Cabriola a Morena em volta do filho, agora de todo reanimado. Não parece já aquela ardente natureza, cheia de paixão; tornou-se menina; ei-la agora travessa rapariga, a saltar sobre a relva em dias de folgares. Como alegre caracola, e atira as upas lascivas, soltando relinchos de prazer. As dengosas moreninhas das margens do Jaguarão, não se requebram com mais gracioso donaire, ao som da viola.

Não é só amor, paixão e culto, a maternidade; mas também e principalmente uma reprodução da existência. Renasce a mãe no filho, volve à puerícia para simultaneamente com ele, a par e passo, de novo percorrer a mocidade e a existência. Deus lhe deu essa faculdade de se desviver, para que transviva na prole; sem isso, como seria possível à débil criatura romper os limbos da infância?

Há duas concepções.

A primeira, material, que produz o feto: é a mais breve e a menos dolorosa. Este parto reduz-se à dilaceração do seio quando o rasgam as raízes da nova existência que desponta. Dores cruas, mas inefáveis; lágrimas congeladas, mas que se diluem em júbilos santos!

Desde que nasce o filho, logo a mãe de novo o concebe, mas dentro d’alma; há aí um seio criador, como o útero; chama-se coração.

Dura esta gestação moral, não meses, porém anos; os estremecimentos íntimos e os repentinos sobressaltos se transmitem; há um cordão, invisível, que prende o coração-mãe ao coração-filho, e os põe em comunicação. A vida é uma só, repartida em dois seres.

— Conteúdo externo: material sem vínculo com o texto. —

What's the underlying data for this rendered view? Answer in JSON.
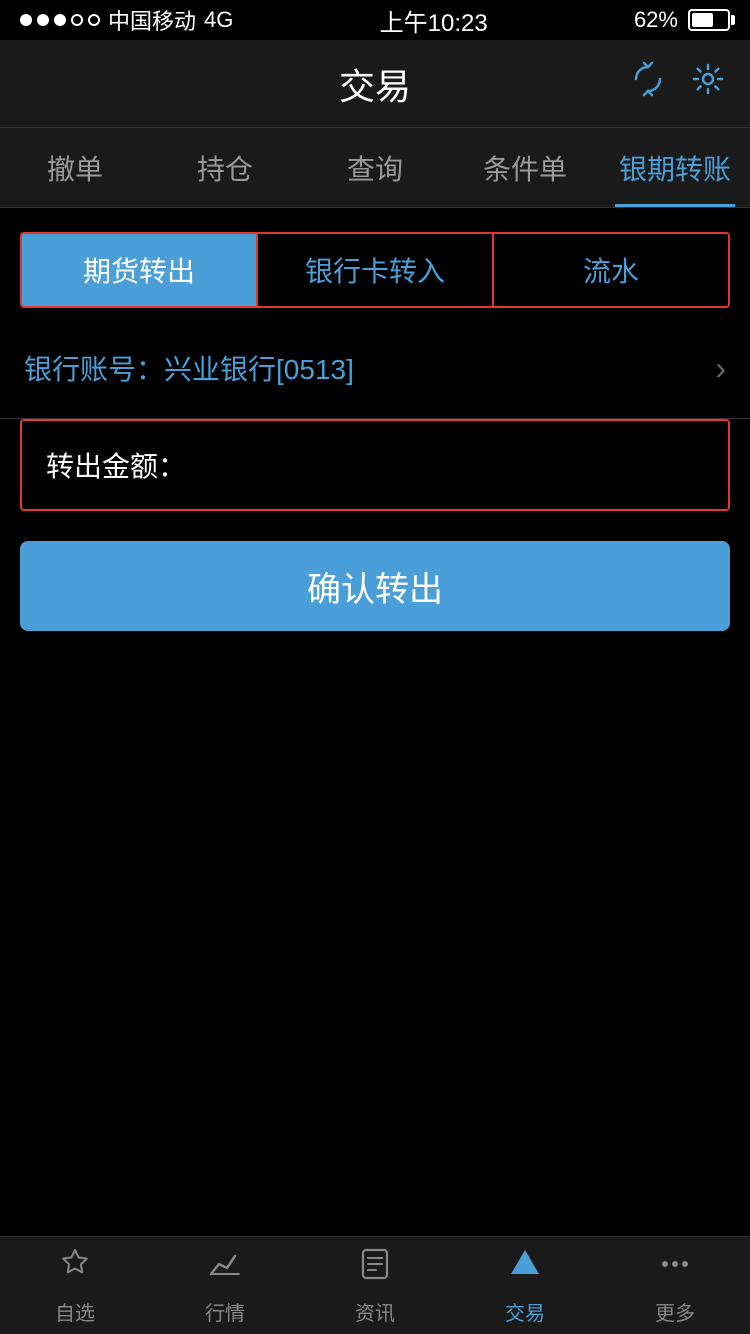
{
  "statusBar": {
    "carrier": "中国移动",
    "network": "4G",
    "time": "上午10:23",
    "battery": "62%"
  },
  "header": {
    "title": "交易",
    "refreshIconLabel": "刷新",
    "settingsIconLabel": "设置"
  },
  "navTabs": [
    {
      "label": "撤单",
      "active": false
    },
    {
      "label": "持仓",
      "active": false
    },
    {
      "label": "查询",
      "active": false
    },
    {
      "label": "条件单",
      "active": false
    },
    {
      "label": "银期转账",
      "active": true
    }
  ],
  "subTabs": [
    {
      "label": "期货转出",
      "active": true
    },
    {
      "label": "银行卡转入",
      "active": false
    },
    {
      "label": "流水",
      "active": false
    }
  ],
  "bankAccount": {
    "prefix": "银行账号：兴业银行",
    "suffix": "[0513]"
  },
  "amountField": {
    "label": "转出金额：",
    "placeholder": "",
    "value": ""
  },
  "confirmButton": {
    "label": "确认转出"
  },
  "bottomTabs": [
    {
      "label": "自选",
      "active": false,
      "icon": "star"
    },
    {
      "label": "行情",
      "active": false,
      "icon": "chart"
    },
    {
      "label": "资讯",
      "active": false,
      "icon": "news"
    },
    {
      "label": "交易",
      "active": true,
      "icon": "trade"
    },
    {
      "label": "更多",
      "active": false,
      "icon": "more"
    }
  ]
}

Admirável solicitude da natureza! O grelo, que borbulha, rompe a terra protegido pelas rijas cápsulas da semente. O ovo é o primeiro berço da cria, cujo germe tem em si. Na entranha, da serpe também está o regaço e o ninho, que recolhe a prole débil. Nenhum animal, porém, realiza a segunda gestação, a que chamam infância, como seja a sarigüê; o filho nasce duas vezes; a primeira vez para a mãe; a segunda vez para si.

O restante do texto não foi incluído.